Enquanto seu ônibus não vinha — e ô onibuzinho pra demorar, aquele — ia observando um por um. Era engraçado ver o exagero de cada um, ver como pequenas coisas e pequenos dramas enchiam as vidas rápidas deles. Quantas saudades tinha daquelas preocupações que pareciam o fim do mundo quando, comparado ao que ela vivia agora, eram mais como pedras caindo em um lago, não faziam tanta diferença quando se juntavam a tantas outras no leito que era seus problemas. Mas ainda assim, achava uma fase tão bela. Quem dera poder voltar e só se preocupar com a sua nota em matemática e dar uma desculpa pra não fazer educação física.

As luzes dos postes começaram a acender, amareladas e difusas em suas lentes grossas de camelô. Anotação mental pra ir num oftalmologista de verdade. Quando viu, lá longe, um letreiro que dizia "São Brás". Ah, já não era sem tempo! Fez o sinal com a mão, sinalizando para o seu amor parar. Entrou nele, com pressa, notando ser o das 18:45. É, estava atrasada.

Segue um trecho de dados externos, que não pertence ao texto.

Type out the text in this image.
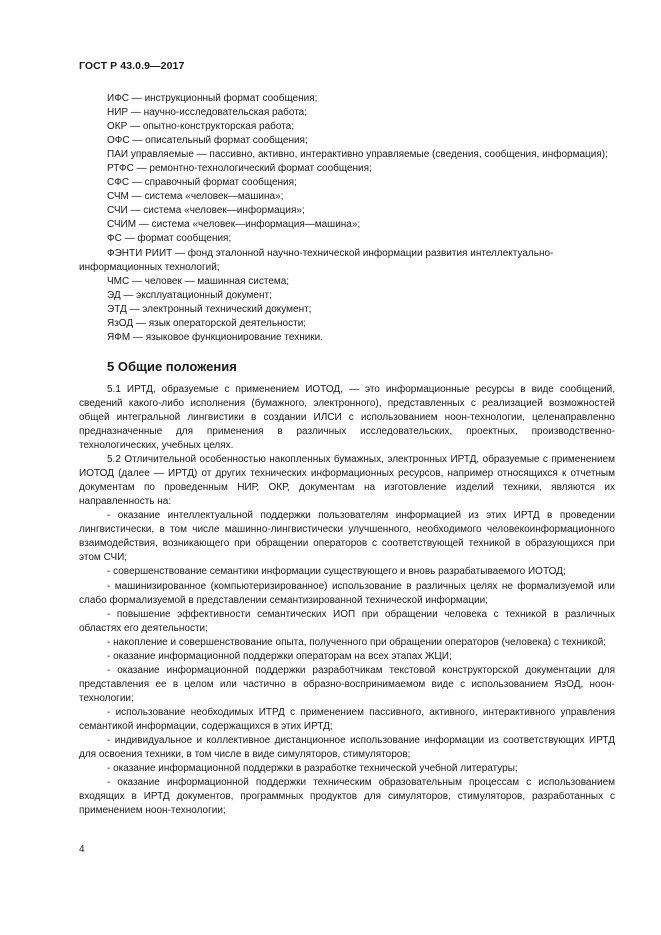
ГОСТ Р 43.0.9—2017

ИФС — инструкционный формат сообщения;

НИР — научно-исследовательская работа;

ОКР — опытно-конструкторская работа;

ОФС — описательный формат сообщения;

ПАИ управляемые — пассивно, активно, интерактивно управляемые (сведения, сообщения, информация);

РТФС — ремонтно-технологический формат сообщения;

СФС — справочный формат сообщения;

СЧМ — система «человек—машина»;

СЧИ — система «человек—информация»;

СЧИМ — система «человек—информация—машина»;

ФС — формат сообщения;

ФЭНТИ РИИТ — фонд эталонной научно-технической информации развития интеллектуально-информационных технологий;

ЧМС — человек — машинная система;

ЭД — эксплуатационный документ;

ЭТД — электронный технический документ;

ЯзОД — язык операторской деятельности;

ЯФМ — языковое функционирование техники.

5 Общие положения

5.1 ИРТД, образуемые с применением ИОТОД, — это информационные ресурсы в виде сообщений, сведений какого-либо исполнения (бумажного, электронного), представленных с реализацией возможностей общей интегральной лингвистики в создании ИЛСИ с использованием ноон-технологии, целенаправленно предназначенные для применения в различных исследовательских, проектных, производственно-технологических, учебных целях.

5.2 Отличительной особенностью накопленных бумажных, электронных ИРТД, образуемые с применением ИОТОД (далее — ИРТД) от других технических информационных ресурсов, например относящихся к отчетным документам по проведенным НИР, ОКР, документам на изготовление изделий техники, являются их направленность на:

- оказание интеллектуальной поддержки пользователям информацией из этих ИРТД в проведении лингвистически, в том числе машинно-лингвистически улучшенного, необходимого человекоинформационного взаимодействия, возникающего при обращении операторов с соответствующей техникой в образующихся при этом СЧИ;

- совершенствование семантики информации существующего и вновь разрабатываемого ИОТОД;

- машинизированное (компьютеризированное) использование в различных целях не формализуемой или слабо формализуемой в представлении семантизированной технической информации;

- повышение эффективности семантических ИОП при обращении человека с техникой в различных областях его деятельности;

- накопление и совершенствование опыта, полученного при обращении операторов (человека) с техникой;

- оказание информационной поддержки операторам на всех этапах ЖЦИ;

- оказание информационной поддержки разработчикам текстовой конструкторской документации для представления ее в целом или частично в образно-воспринимаемом виде с использованием ЯзОД, ноон-технологии;

- использование необходимых ИТРД с применением пассивного, активного, интерактивного управления семантикой информации, содержащихся в этих ИРТД;

- индивидуальное и коллективное дистанционное использование информации из соответствующих ИРТД для освоения техники, в том числе в виде симуляторов, стимуляторов;

- оказание информационной поддержки в разработке технической учебной литературы;

- оказание информационной поддержки техническим образовательным процессам с использованием входящих в ИРТД документов, программных продуктов для симуляторов, стимуляторов, разработанных с применением ноон-технологии;

4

— Boa noite! — disse enérgica e saudosa, por ver a cadeira individual vazia.
— Boa noite, loirinha! — disse o motorista, já partindo da parada.
— Égua do apelido, hein? — disse, mortificada pelo apelido mas no fundo rindo dele.
— A loirinha do pop! — completou o cobrador.
— Agora me deu medo. — disse, passando da roleta e acenando pra ele, já sentando em sua amada cadeira. Há poucos prazeres na vida maiores do que a cadeira individual do ônibus e conhecer quem tá operando ele.